Seminar: 1/03: “Le musée ethnographique « Barthélémy Boganda » de Bangui” (Andrea Ceriana Mayneri)

Anthropologie politique de la mémoire.

Usages postcoloniaux du colonial. Regards croisés entre Inde et Afrique.

1er, 3e et 5e vendredis du mois de 11h à 13h (IISMM, salle de réunion, 1er étage, 96 bd Raspail 75006 Paris), du 2 novembre 2018 au 19 avril 2019.

 
Séance: vendredi 1er mars 2019 (11h-13h)
Intervenant: Andrea Ceriana Mayneri (CNRS/IMAF)
Titre: Le musée ethnographique « Barthélémy Boganda » de Bangui : mémoires et violences ordinaires dans une institution publique centrafricaine”
Résumé: Parmi les « victimes collatérales » du conflit centrafricain, le musée national de Bangui a été pillé en 2013 et, au début de l’année 2019, demeure fermé au public.
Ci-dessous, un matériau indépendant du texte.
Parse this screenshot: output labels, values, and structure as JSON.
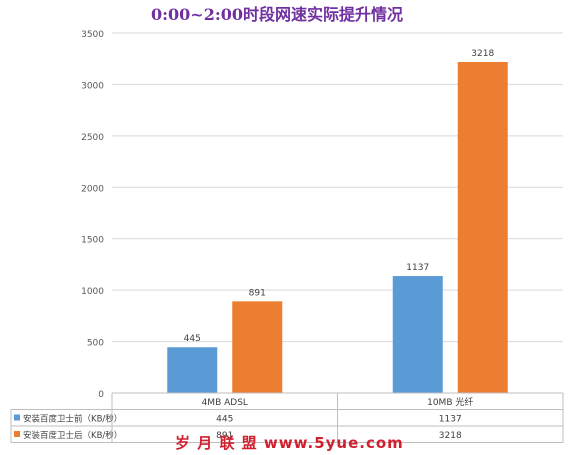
{
  "chart_data": {
    "type": "bar",
    "title": "0:00~2:00时段网速实际提升情况",
    "categories": [
      "4MB ADSL",
      "10MB 光纤"
    ],
    "series": [
      {
        "name": "安装百度卫士前（KB/秒）",
        "values": [
          445,
          1137
        ],
        "color": "#5b9bd5"
      },
      {
        "name": "安装百度卫士后（KB/秒）",
        "values": [
          891,
          3218
        ],
        "color": "#ed7d31"
      }
    ],
    "ylim": [
      0,
      3500
    ],
    "yticks": [
      0,
      500,
      1000,
      1500,
      2000,
      2500,
      3000,
      3500
    ],
    "grid": true,
    "legend": "data-table",
    "title_color": "#7030a0"
  },
  "watermark": "岁 月 联 盟  www.5yue.com"
}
Mais les pilleurs se sont surtout concentrés sur des matériaux (toiture, cadres et vitres des fenêtres) qui pouvaient être revendus sur les marchés : plus tard, une poignée de fonctionnaires a retiré les collections et les archives, désormais exposées aux intempéries, dans des caisses en bois, où elles reposent depuis. Dans un futur encore incertain, l’intervention de plusieurs acteurs présents à Bangui, essentiellement étrangers, permettra peut-être de réhabiliter le bâtiment endommagé, de réaménager les différents services et de réorganiser une exposition. Ce sera alors la répétition d’une scène déjà ancienne, dans et autour de cet espace muséal créé en 1964 par un expert israélien, l’ethnomusicologue Simha Arom, et une experte française, Geneviève Dournon, et plusieurs fois réaménagé par la coopération allemande d’abord, par celle italienne ensuite.
Mon exposé s’appuiera sur deux travaux de recherche entrelacés, qui demeurent encore à l’état fragmentaire et magmatique :  la réalisation d’un film-documentaire sur le musée de Bangui d’une part, une ethnographie auprès de son personnel de l’autre. À l’aide de quelques extraits filmés, je reviendrai sur les différentes conceptions du passé et de la mémoire qui se télescopent dans ces salles, ainsi que sur le rôle que les fonctionnaires qui l’habitent semblent attribuer à cette institution fermée au public. Je voudrais ainsi, non pas porter « un autre regard » sur la crise centrafricaine et ses violences, mais commencer à saisir des moments particuliers et ordinaires dans les vies d’une institution publique centrafricaine et de son personnel, exposés comme ils le sont à la tumultueuse histoire récente du pays.